Improved Sample Complexity Bounds for Distributionally Robust Reinforcement Learning

We consider the problem of learning a control policy that is robust against the parameter mismatches between the training environment and testing environment. We formulate this as a distributionally robust reinforcement learning (DR-RL) problem where the objective is to learn the policy which maximizes the value function against the worst possible stochastic model of the environment in an uncertainty set. We focus on the tabular episodic learning setting where the algorithm has access to a generative model of the nominal (training) environment around which the uncertainty set is defined.
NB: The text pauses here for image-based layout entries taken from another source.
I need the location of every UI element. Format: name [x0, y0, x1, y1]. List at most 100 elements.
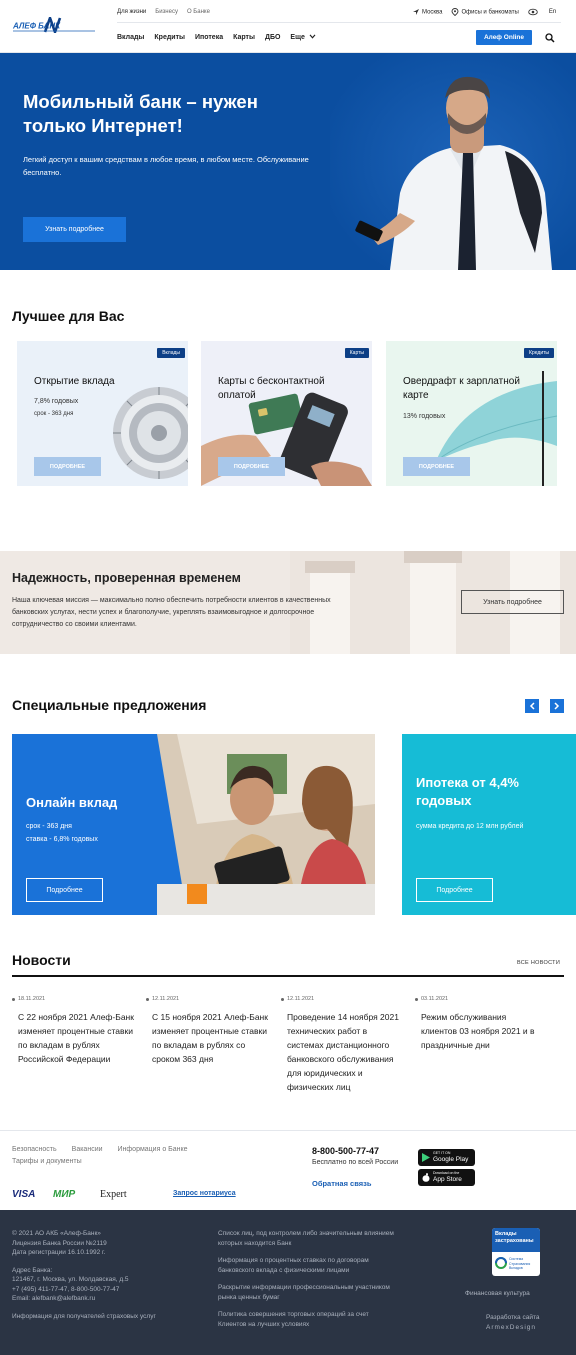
card-more-button[interactable]: ПОДРОБНЕЕ	[34, 457, 101, 476]
news-text: Режим обслуживания клиентов 03 ноября 20…	[421, 1012, 535, 1050]
google-play-icon	[422, 1153, 430, 1162]
nav-more-label: Еще	[290, 34, 305, 41]
reliability-banner: Надежность, проверенная временем Наша кл…	[0, 551, 576, 654]
offer-more-button[interactable]: Подробнее	[26, 878, 103, 902]
news-item[interactable]: 12.11.2021 С 15 ноября 2021 Алеф-Банк из…	[146, 996, 271, 1066]
card-term: срок - 363 дня	[34, 411, 74, 417]
offices-label: Офисы и банкоматы	[461, 9, 519, 16]
news-item[interactable]: 03.11.2021 Режим обслуживания клиентов 0…	[415, 996, 540, 1052]
nav-credits[interactable]: Кредиты	[154, 34, 185, 41]
notary-link[interactable]: Запрос нотариуса	[173, 1190, 236, 1197]
chevron-left-icon	[529, 702, 535, 710]
eye-icon[interactable]	[528, 8, 538, 16]
news-section-title: Новости	[12, 952, 71, 968]
financial-culture-link[interactable]: Финансовая культура	[465, 1289, 530, 1299]
feedback-link[interactable]: Обратная связь	[312, 1179, 371, 1188]
all-news-link[interactable]: ВСЕ НОВОСТИ	[517, 960, 560, 966]
alef-bank-logo[interactable]: АЛЕФ БАНК	[12, 17, 96, 33]
app-store-label: App Store	[433, 1176, 462, 1183]
app-store-button[interactable]: Download on the App Store	[418, 1169, 475, 1186]
header-utilities: Москва Офисы и банкоматы En	[412, 8, 556, 16]
reliability-more-button[interactable]: Узнать подробнее	[461, 590, 564, 614]
segment-links: Для жизни Бизнесу О Банке	[117, 9, 210, 15]
footer-link-tariffs[interactable]: Тарифы и документы	[12, 1158, 82, 1165]
copyright-text: © 2021 АО АКБ «Алеф-Банк»	[12, 1230, 101, 1237]
footer-link-bank-info[interactable]: Информация о Банке	[118, 1146, 188, 1153]
segment-business[interactable]: Бизнесу	[155, 9, 178, 15]
offer-title: Ипотека от 4,4% годовых	[416, 775, 519, 808]
offer-more-button[interactable]: Подробнее	[416, 878, 493, 902]
city-selector[interactable]: Москва	[412, 8, 442, 16]
insured-sub: Система Страхования Вкладов	[509, 1257, 531, 1270]
nav-dbo[interactable]: ДБО	[265, 34, 280, 41]
email-text[interactable]: Email: alefbank@alefbank.ru	[12, 1294, 192, 1304]
footer-disclosures: Список лиц, под контролем либо значитель…	[218, 1229, 398, 1329]
disclosure-link[interactable]: Информация о процентных ставках по догов…	[218, 1256, 398, 1275]
disclosure-link[interactable]: Раскрытие информации профессиональным уч…	[218, 1283, 398, 1302]
nav-deposits[interactable]: Вклады	[117, 34, 144, 41]
card-badge: Кредиты	[524, 348, 554, 358]
footer-link-security[interactable]: Безопасность	[12, 1146, 57, 1153]
reliability-title: Надежность, проверенная временем	[12, 571, 241, 585]
nav-cards[interactable]: Карты	[233, 34, 255, 41]
offer-line1: сумма кредита до 12 млн рублей	[416, 823, 524, 830]
hero-banner: Мобильный банк – нужен только Интернет! …	[0, 53, 576, 270]
visa-logo: VISA	[12, 1189, 36, 1200]
nav-more[interactable]: Еще	[290, 34, 316, 41]
card-badge: Вклады	[157, 348, 185, 358]
developer-label: Разработка сайта	[486, 1314, 540, 1321]
hero-title: Мобильный банк – нужен только Интернет!	[23, 91, 258, 136]
carousel-next-button[interactable]	[550, 699, 564, 713]
offer-mortgage[interactable]: Ипотека от 4,4% годовых сумма кредита до…	[402, 734, 576, 915]
apple-icon	[422, 1173, 430, 1182]
header-divider	[117, 22, 561, 23]
card-overdraft[interactable]: Кредиты Овердрафт к зарплатной карте 13%…	[386, 341, 557, 486]
news-text: Проведение 14 ноября 2021 технических ра…	[287, 1012, 399, 1092]
footer-links: Безопасность Вакансии Информация о Банке	[12, 1146, 188, 1153]
developer-link[interactable]: ArmexDesign	[486, 1323, 536, 1333]
offer-online-deposit[interactable]: Онлайн вклад срок - 363 дня ставка - 6,8…	[12, 734, 375, 915]
search-icon[interactable]	[545, 33, 555, 43]
news-date: 03.11.2021	[415, 996, 540, 1002]
bank-legal-info: © 2021 АО АКБ «Алеф-Банк» Лицензия Банка…	[12, 1229, 192, 1321]
alef-online-button[interactable]: Алеф Online	[476, 30, 532, 45]
main-nav: Вклады Кредиты Ипотека Карты ДБО Еще	[117, 34, 316, 41]
segment-about[interactable]: О Банке	[187, 9, 210, 15]
news-date: 18.11.2021	[12, 996, 137, 1002]
language-switch[interactable]: En	[549, 9, 556, 15]
insurance-logo-icon	[495, 1257, 507, 1269]
card-more-button[interactable]: ПОДРОБНЕЕ	[218, 457, 285, 476]
mir-logo: МИР	[53, 1189, 76, 1200]
deposit-insurance-badge[interactable]: Вклады застрахованы Система Страхования …	[492, 1228, 540, 1276]
site-header: АЛЕФ БАНК Для жизни Бизнесу О Банке Моск…	[0, 0, 576, 53]
card-more-button[interactable]: ПОДРОБНЕЕ	[403, 457, 470, 476]
footer-phone[interactable]: 8-800-500-77-47	[312, 1146, 379, 1156]
license-text: Лицензия Банка России №2119	[12, 1239, 107, 1247]
chevron-right-icon	[554, 702, 560, 710]
carousel-prev-button[interactable]	[525, 699, 539, 713]
offer-line1: срок - 363 дня	[26, 823, 72, 830]
disclosure-link[interactable]: Список лиц, под контролем либо значитель…	[218, 1229, 398, 1248]
offer-title: Онлайн вклад	[26, 795, 118, 810]
google-play-button[interactable]: GET IT ON Google Play	[418, 1149, 475, 1166]
news-item[interactable]: 18.11.2021 С 22 ноября 2021 Алеф-Банк из…	[12, 996, 137, 1066]
segment-personal[interactable]: Для жизни	[117, 9, 146, 15]
footer-bottom: © 2021 АО АКБ «Алеф-Банк» Лицензия Банка…	[0, 1210, 576, 1355]
hero-more-button[interactable]: Узнать подробнее	[23, 217, 126, 242]
app-store-caption: Download on the	[433, 1171, 460, 1175]
footer-link-vacancies[interactable]: Вакансии	[72, 1146, 103, 1153]
offices-link[interactable]: Офисы и банкоматы	[451, 8, 519, 16]
card-badge: Карты	[344, 348, 369, 358]
card-contactless[interactable]: Карты Карты с бесконтактной оплатой ПОДР…	[201, 341, 372, 486]
card-deposit[interactable]: Вклады Открытие вклада 7,8% годовых срок…	[17, 341, 188, 486]
expert-logo: Expert	[100, 1189, 127, 1200]
google-play-caption: GET IT ON	[433, 1151, 451, 1155]
card-title: Овердрафт к зарплатной карте	[403, 376, 520, 401]
couple-photo-image	[157, 734, 375, 915]
news-text: С 15 ноября 2021 Алеф-Банк изменяет проц…	[152, 1012, 268, 1064]
nav-mortgage[interactable]: Ипотека	[195, 34, 223, 41]
news-item[interactable]: 12.11.2021 Проведение 14 ноября 2021 тех…	[281, 996, 406, 1094]
disclosure-link[interactable]: Политика совершения торговых операций за…	[218, 1310, 398, 1329]
insurance-info-link[interactable]: Информация для получателей страховых усл…	[12, 1312, 192, 1322]
news-date-text: 03.11.2021	[421, 996, 449, 1002]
We propose the Robust Phased Value Learning (RPVL) algorithm to solve this problem for the uncertainty sets specified by four different divergences: total variation, chi-square, Kullback-Leibler, and Wasserstein. We show that our algorithm achieves $\tilde{\mathcal{O}}(|\mathcal{S}||\mathcal{A}| H^{5})$ sample complexity, which is uniformly better than the existing results by a factor of $|\mathcal{S}|$, where $|\mathcal{S}|$ is number of states, $|\mathcal{A}|$ is the number of actions, and $H$ is the horizon length. We also provide the first-ever sample complexity result for the Wasserstein uncertainty set. Finally, we demonstrate the performance of our algorithm using simulation experiments.